Saturday, August 5, 2017

DYSTOPIAN WALLPAPER: the Lives of Birds and Insects



Life changes fast.  Life changes in an instant.  You sit down to dinner and life as you know it ends.

Joan Didion














This quartet of images is to be repeated side by side / up and down to create wallpaper.  The immediate impression is quiet and pleasant, but close observation reveals deadly problems in this peaceful landscape.

The upper left grouping:
The central focus is a European Bee-eater (Merops apiaster) in the act of devouring a bumble bee.  The bumble bee is also being eyed by a beewolf  (genus Philanthus) and a Conops quadrifasciatus.
Two different, highly predacious,  assassin bugs sit to the left and right of the poisonous black hellebore, stalking two herbivorous leaf beetles.
The columbine leaves that interest the leaf beetles have already been attacked by leaf miners, usually the larvae of moths, sawflies (a type of wasp) or flies.

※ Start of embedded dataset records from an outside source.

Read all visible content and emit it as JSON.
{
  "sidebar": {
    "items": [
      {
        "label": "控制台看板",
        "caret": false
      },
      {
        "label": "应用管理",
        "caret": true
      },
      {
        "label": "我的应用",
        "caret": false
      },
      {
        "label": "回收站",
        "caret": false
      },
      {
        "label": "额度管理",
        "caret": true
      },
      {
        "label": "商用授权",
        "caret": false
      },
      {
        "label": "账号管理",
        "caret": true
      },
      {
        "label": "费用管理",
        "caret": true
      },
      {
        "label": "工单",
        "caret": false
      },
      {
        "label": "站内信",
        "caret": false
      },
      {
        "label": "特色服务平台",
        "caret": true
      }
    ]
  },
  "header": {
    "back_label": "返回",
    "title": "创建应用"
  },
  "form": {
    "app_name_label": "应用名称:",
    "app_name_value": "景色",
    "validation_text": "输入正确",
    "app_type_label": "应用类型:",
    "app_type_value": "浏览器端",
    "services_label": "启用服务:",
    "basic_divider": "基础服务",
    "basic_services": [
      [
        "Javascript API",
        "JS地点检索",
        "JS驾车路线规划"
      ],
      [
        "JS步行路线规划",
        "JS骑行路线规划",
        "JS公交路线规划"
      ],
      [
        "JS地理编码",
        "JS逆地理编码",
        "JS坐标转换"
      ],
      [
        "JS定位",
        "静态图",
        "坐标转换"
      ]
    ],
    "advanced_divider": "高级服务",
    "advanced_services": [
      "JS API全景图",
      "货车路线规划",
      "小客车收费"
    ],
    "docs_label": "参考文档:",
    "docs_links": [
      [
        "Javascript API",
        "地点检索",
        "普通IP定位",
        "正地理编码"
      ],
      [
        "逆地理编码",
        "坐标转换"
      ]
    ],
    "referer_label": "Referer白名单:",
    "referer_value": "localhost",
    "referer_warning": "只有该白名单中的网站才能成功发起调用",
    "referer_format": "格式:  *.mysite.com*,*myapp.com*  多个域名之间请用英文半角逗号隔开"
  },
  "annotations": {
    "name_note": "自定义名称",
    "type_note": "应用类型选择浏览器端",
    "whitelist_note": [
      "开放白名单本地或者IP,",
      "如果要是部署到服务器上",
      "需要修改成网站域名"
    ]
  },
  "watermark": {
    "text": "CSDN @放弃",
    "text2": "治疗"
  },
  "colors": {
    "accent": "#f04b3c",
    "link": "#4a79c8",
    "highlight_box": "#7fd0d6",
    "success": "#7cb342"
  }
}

Stationed at the corners of each square are four species of ants ready to go to war.

Upper right grouping:
Attracting 3 house flies to their deaths in a pitfall-trap is the beautiful North American pitcher plant (Genus Sarracenia).  Just above are two groups of three seeds from the poisonous, vespertine, moonflower plant  (Genus Datura). Flanking the pitcherplant are the leaves of the sweet pea (Laythyrus odoratus)whose seeds are toxic.
Flying over the pitcher plant is a cicada being followed by a Cicada killer - a solitary wasp which will paralyze the cicada then lay eggs on it that will provide food for the larva when it hatches.

Lower right grouping:
A green hummingbird flies over the leaf of the poisonous castor bean plant, right into the waiting arms of a large, carnivorous, praying mantis.  The leaves by the wings of the mantis are from the bleeding heart (Dicentra spectabilis), which can cause skin irritations.  Sitting on the leaves are lady beetles (Family Coccinellidae) ready to attack three aphids.

Lower left grouping:
A blue warbler (Setophaga caerulescens) from the deep woods of North America somehow has run across a yellow pansy butterfly (Junonia hierta) from the paleotropics. A pair of  common green darner dragonflies (Anax junius) are also interested in a butterfly lunch.
Seated in the center of a white opium poppy (Papaver somniferum) is a white crab spider (not an insect) which doesn't spin a web, but grabs its prey when it comes to the flower.  In this case, it is a doomed white cabbage butterfly (Pieris rapae).
Around the poppy are the poisonous leaves of the choke cherry (Prunus virginiana) and deadly nightshade (Atropa belladonna).